OPINI — Memasuki masa kampanye Pemilihan kepala daerah (Pilkada) tahun 2018 ini, lagi-lagi banyak janji kebaikan-kebaikan yang kembali diumbar oleh para calon kepala daerah. Entah kenapa banyak pertanyaan yang menggelayut di benakku setelah membaca berita yang saya harus edit di meja redaksi, memang dalam beberapa hari terkhir ini, berita yang berseliweran didominasi dengan janji-janji program yang menurut mereka adalah program unggulan yang akan bermuara pada kesejahteraan rakyat.
Adakah kesemua itu dapat terukur dari bingkai ketulusan, keikhlasan, dan kesungguhan dari para calon kepala daerah tersebut? Hadirkah energi sufistik atau energi patriotik yang mau berkorban untuk agama, orang lain serta bangsa ini, dan bukan untuk kepentingan sendiri serta para kroni-kroninya yang tentu juga punya kepentingan dengan calon yang ia unggulkan?. Adakah hadir bisikan yang terus bernyanyi religi dari napas keseharian yang membungkus segala ambisi yang terus mengejar?.
Setiap individu pastilah memiliki obsesi dan ambisi, yang penting tidak ambisius. Sebab, sangatlah wajar kalau misalnya, saat ini kita punya motor lantas ingin memiliki mobil, wajar kalau kemarin punya rumah sekarang ingin memiliki apartemen mewah, wajar kalau hari ini kita jadi rakyat biasa dan kemudian kita ingin jadi Gubernur, Wali Kota, atau Bupati.
Akan tetapi, jangan lupa tanya pada hatimu bahwa adakah kewajaran-kewajaran itu tidak berlebihan dan bukan hanya dilandasi dorongan birahi politik dan kecintaan buta yang tanpa menghadirkan pendekatan hati dan akal yang logis?. Karena, jika kita menyimak secara bijak, maka kita akan mengetahui segala obsesi yang kita tanamkan ke dalam otak kita untuk bisa diwujudkan, Karena hal itu tidak akan bisa terjawab bila kita tidak berada pada bingkai keikhlasan dan kesungguhan itu tadi.
Bukankah beerbuat baik menjadi petaka, ketika itu dilakukan dengan pamrih. Kehendak baik menjadi jalan ke neraka, ketika ia dilumuri dengan kepentingan kotor. Ini terjadi, karena orang yang berbuat baik tidak memiliki kejernihan pikiran. Pikirannya dilumuri dengan perhitungan untung rugi dan nafsu jahat.

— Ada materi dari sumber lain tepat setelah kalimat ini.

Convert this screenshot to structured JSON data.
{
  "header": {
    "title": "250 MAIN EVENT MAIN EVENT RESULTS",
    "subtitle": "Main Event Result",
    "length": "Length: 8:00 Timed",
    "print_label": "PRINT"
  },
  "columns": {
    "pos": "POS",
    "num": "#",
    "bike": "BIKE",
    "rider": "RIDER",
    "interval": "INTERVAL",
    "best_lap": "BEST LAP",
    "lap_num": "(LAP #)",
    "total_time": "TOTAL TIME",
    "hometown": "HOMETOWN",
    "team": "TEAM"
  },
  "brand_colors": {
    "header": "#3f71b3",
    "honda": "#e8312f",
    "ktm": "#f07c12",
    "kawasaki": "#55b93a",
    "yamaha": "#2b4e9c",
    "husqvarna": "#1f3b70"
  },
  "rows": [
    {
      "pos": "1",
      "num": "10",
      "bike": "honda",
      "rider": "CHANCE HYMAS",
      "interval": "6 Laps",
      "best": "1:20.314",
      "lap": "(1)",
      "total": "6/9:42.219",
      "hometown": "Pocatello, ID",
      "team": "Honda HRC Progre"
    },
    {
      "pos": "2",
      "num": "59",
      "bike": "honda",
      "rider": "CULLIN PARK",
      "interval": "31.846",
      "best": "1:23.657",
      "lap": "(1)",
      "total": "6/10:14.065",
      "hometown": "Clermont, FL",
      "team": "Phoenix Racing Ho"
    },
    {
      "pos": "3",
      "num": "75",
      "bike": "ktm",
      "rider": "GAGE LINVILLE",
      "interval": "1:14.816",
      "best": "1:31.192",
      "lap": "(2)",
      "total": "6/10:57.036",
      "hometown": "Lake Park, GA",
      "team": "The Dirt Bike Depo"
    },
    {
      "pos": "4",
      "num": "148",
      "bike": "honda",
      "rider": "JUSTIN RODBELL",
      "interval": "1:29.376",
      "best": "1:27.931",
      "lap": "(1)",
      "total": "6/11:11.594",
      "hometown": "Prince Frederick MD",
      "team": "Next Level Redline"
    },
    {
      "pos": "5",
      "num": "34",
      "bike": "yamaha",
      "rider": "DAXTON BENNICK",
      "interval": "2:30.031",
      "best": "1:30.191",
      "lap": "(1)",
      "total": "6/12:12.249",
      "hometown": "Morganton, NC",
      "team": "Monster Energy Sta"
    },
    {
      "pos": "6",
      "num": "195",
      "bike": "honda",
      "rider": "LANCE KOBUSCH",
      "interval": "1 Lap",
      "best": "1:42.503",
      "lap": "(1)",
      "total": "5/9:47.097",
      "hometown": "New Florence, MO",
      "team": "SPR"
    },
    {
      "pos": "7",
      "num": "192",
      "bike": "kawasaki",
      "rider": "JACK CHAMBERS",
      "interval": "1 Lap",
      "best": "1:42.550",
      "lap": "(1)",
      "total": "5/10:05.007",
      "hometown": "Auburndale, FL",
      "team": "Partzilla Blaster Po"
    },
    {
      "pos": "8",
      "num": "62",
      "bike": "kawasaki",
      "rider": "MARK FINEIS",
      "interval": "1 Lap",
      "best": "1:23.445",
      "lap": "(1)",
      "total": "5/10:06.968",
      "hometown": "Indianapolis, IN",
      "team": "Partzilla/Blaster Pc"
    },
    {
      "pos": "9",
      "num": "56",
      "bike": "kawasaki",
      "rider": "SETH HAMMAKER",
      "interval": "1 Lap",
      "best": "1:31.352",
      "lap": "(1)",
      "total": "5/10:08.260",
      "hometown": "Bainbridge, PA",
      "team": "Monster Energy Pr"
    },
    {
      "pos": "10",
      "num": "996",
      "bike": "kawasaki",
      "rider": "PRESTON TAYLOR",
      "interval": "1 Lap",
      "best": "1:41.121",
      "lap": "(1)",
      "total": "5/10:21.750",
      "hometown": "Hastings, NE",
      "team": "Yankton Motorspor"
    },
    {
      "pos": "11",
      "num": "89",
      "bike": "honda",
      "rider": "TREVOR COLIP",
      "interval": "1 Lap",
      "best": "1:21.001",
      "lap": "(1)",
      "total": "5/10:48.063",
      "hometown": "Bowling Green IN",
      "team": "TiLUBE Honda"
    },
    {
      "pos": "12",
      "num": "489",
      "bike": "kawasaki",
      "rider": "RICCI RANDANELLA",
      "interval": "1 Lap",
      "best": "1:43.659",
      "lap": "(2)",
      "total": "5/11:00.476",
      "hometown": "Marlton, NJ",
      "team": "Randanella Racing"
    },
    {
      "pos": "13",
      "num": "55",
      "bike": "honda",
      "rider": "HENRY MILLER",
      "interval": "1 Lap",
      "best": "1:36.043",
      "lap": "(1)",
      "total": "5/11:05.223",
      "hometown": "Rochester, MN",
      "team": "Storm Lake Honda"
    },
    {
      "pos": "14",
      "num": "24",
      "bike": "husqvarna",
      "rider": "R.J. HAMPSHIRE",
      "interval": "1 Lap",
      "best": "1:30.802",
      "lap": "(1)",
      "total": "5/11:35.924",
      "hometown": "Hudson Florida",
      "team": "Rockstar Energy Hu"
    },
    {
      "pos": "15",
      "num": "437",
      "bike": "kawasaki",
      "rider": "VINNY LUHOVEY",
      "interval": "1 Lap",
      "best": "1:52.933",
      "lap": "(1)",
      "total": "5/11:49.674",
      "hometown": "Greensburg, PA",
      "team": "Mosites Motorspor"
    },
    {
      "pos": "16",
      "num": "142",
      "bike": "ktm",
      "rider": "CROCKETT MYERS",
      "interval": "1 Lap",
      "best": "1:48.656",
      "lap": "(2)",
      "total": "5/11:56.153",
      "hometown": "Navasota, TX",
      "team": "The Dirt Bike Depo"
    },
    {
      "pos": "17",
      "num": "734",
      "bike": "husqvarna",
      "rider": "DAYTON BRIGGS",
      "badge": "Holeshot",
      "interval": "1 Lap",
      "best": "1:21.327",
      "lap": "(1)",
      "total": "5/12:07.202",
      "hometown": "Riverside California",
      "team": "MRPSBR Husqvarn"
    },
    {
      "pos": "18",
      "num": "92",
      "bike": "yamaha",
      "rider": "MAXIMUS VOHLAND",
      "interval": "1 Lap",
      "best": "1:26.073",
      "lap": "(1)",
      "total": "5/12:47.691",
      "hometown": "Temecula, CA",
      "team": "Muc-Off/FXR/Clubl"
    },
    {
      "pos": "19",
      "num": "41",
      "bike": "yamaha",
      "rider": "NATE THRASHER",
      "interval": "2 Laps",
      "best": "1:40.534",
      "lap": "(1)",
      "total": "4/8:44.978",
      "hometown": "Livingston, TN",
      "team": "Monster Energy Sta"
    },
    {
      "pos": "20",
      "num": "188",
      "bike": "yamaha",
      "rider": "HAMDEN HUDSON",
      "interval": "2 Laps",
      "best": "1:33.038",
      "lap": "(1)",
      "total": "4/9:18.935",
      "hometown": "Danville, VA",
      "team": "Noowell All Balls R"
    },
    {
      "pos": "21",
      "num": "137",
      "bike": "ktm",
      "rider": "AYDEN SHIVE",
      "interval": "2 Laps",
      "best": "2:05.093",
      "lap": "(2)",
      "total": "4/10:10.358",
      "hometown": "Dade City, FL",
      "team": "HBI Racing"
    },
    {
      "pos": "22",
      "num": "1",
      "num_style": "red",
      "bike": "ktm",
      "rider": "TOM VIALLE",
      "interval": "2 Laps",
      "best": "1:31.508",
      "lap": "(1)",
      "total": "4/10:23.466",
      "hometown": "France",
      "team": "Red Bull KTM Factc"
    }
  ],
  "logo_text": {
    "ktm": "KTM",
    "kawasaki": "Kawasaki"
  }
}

Enomiya-Lasalle, Zen Master dari Jerman, menegaskan, bahwa kejernihan hanya mungkin, jika orang sudah memahami jati diri sejatinya. Jati diri sejati terletak sebelum segala bentuk pikiran, bahasa dan konsep. Seluruh ajaran filsafat, mistik dan agama di seluruh dunia mengajarkan kita untuk menyadari jati diri sejati kita sebagai manusia. Sayangnya, kita lebih terpaku pada ajaran moral dan ritual, daripada jati diri sejati kita sebagai manusia.
Semestinya para calon kepala daerah sekarang ini, harus melakukan rasionalisasi kampanye yang tidak berabau sesaat, bukankah kita manusia sebagai mahluk sosial diciptakan untuk selalu berbuat baik tanpa dinodai dengan niat yang lain selain keikhlasan dan ketulusan. Semoga saja anda para calon bisa instropeksi diri dan merenung! apakah anda memang benar-benar pantas untuk duduk sebagai pemimpin kami?.